Las aventuras de Peter y Lydia, propias de una comedia bufa, les conducen a través de los recovecos del castillo, de una cena con otros turistas a las melopeas junto al amigo Karlchen, del capricho por un menage à trois con Billie, la amiga de Lydia, a un instinto de protección con la pequeña Ada. En esas pocas páginas, Tucholsky acumula tantas anécdotas que nos deja sin respiro, como si el lector fuese también partícipe de la jornada bien aprovechada. Bailamos, besamos y compartimos secretos al oído, deseos que es mejor no poner en práctica y sensaciones que pasan como efímeros momentos de gloria en ese minúsculo paraíso. Y, por así decirlo, la vida no sigue. Se detiene ahí, en los lindes de Suecia, mientras el verano aguanta y el sol se pone cada vez más tarde. Porque, de esto nos enteramos después, no parece existir otra vida. Otro lugar. Otra posibilidad. En definitiva, otro hogar. Gripsholm es el último. El ideal de felicidad. Los días alegres en los que la despreocupación es el mejor salvoconducto para evitar que el terror cale hasta las entrañas.

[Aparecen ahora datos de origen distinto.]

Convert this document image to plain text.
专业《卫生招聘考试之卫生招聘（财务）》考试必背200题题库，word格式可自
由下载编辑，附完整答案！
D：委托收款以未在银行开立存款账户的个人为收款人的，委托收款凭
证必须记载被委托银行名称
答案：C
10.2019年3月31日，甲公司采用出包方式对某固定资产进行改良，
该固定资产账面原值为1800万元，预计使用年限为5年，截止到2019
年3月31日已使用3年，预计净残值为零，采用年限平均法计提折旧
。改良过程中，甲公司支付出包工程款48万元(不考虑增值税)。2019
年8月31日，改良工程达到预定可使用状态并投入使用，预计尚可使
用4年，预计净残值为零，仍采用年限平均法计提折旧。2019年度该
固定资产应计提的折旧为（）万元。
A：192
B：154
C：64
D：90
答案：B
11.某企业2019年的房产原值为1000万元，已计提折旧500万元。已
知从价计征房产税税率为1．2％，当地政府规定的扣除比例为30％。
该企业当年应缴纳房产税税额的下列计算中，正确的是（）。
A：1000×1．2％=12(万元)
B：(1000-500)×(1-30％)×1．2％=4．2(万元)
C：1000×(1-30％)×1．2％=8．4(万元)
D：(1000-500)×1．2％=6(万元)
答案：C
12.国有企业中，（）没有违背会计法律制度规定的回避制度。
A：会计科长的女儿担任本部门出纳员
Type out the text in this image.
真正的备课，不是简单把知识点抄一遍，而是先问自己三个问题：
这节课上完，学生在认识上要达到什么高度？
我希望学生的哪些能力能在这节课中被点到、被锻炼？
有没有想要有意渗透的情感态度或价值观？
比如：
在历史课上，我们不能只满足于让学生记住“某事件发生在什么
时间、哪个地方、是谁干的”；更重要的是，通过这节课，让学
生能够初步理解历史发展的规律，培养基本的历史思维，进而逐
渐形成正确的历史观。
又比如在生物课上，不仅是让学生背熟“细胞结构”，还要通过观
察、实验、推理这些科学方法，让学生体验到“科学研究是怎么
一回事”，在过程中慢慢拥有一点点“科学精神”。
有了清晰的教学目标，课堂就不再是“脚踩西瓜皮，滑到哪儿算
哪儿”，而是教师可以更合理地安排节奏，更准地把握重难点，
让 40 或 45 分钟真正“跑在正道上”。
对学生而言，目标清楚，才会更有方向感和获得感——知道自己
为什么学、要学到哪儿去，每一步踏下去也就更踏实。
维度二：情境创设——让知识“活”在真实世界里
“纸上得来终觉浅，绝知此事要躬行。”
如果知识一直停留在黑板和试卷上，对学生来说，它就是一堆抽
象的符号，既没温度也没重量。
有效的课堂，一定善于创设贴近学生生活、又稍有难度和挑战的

De escritura exquisita, pura orfebrería dialectal en la que se combina lo culto y lo coloquial, la estética, la ética y las actitudes sociales de un tiempo que caminaba hacia su dolorosa derrota, El castillo de Gripsholm es una pequeña maravilla. Un tratado de dulce hedonismo que su autor interpuso para hacer frente al enemigo. Un relato de amor y alegría, mañana clara en la que los nubarrones han escampado, que existe por y para la vida. Esa vida que sus protagonistas exprimen sin pudor ni freno, con plena libertad, mientras el verano aguanta en el paisaje. Casi un sueño, el triunfo antes de la debacle, en el que Tucholsky quiso refugiarse. En un castillo que pudiese mantener cobijada su memoria, que en verdad era la de todos aquellos autores cuyas obras fueron quemadas en la plaza de la ópera de Berlín. A salvo de la barbarie. En un lugar en el que el verano, largo y cálido, durase para siempre.